The development marks a significant de-escalation after more than a month of conflict that had severely disrupted global energy flows. Nearly 500 vessels carrying oil and refined fuels had been stranded in the Strait of Hormuz during the standoff, intensifying concerns over supply shortages and fueling volatility in commodity markets.

With the ceasefire in place, maritime traffic began to normalize on Wednesday, helping to alleviate immediate supply bottlenecks. Oil prices declined sharply following the announcement, reflecting improved expectations around global energy availability and reduced geopolitical risk premiums.

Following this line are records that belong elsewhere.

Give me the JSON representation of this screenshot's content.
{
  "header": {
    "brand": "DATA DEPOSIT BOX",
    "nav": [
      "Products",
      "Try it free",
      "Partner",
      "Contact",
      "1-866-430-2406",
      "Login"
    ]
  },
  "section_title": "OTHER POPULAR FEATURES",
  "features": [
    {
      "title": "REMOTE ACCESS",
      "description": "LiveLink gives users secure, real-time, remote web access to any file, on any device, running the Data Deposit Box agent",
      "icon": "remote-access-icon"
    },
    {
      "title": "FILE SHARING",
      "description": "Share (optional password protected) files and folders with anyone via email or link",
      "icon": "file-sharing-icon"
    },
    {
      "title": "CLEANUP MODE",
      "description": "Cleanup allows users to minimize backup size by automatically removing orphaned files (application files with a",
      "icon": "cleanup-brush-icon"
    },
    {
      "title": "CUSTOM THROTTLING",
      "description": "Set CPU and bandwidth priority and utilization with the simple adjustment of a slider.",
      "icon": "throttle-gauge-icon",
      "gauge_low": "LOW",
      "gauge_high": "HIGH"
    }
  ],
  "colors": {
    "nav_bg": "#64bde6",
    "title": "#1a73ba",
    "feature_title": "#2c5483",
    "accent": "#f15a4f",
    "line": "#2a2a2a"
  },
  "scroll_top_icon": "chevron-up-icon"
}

Financial markets responded swiftly. U.S. stock futures moved higher, supported by the prospect of lower energy costs and reduced inflationary pressure. The reopening of the Strait is seen as a key factor in stabilizing near-term market sentiment, particularly in sectors sensitive to fuel and logistics costs.

Despite the breakthrough, the agreement remains temporary, and investors are closely monitoring developments for signs of a more durable resolution. The situation continues to carry implications for global trade flows, energy pricing, and broader macroeconomic stability.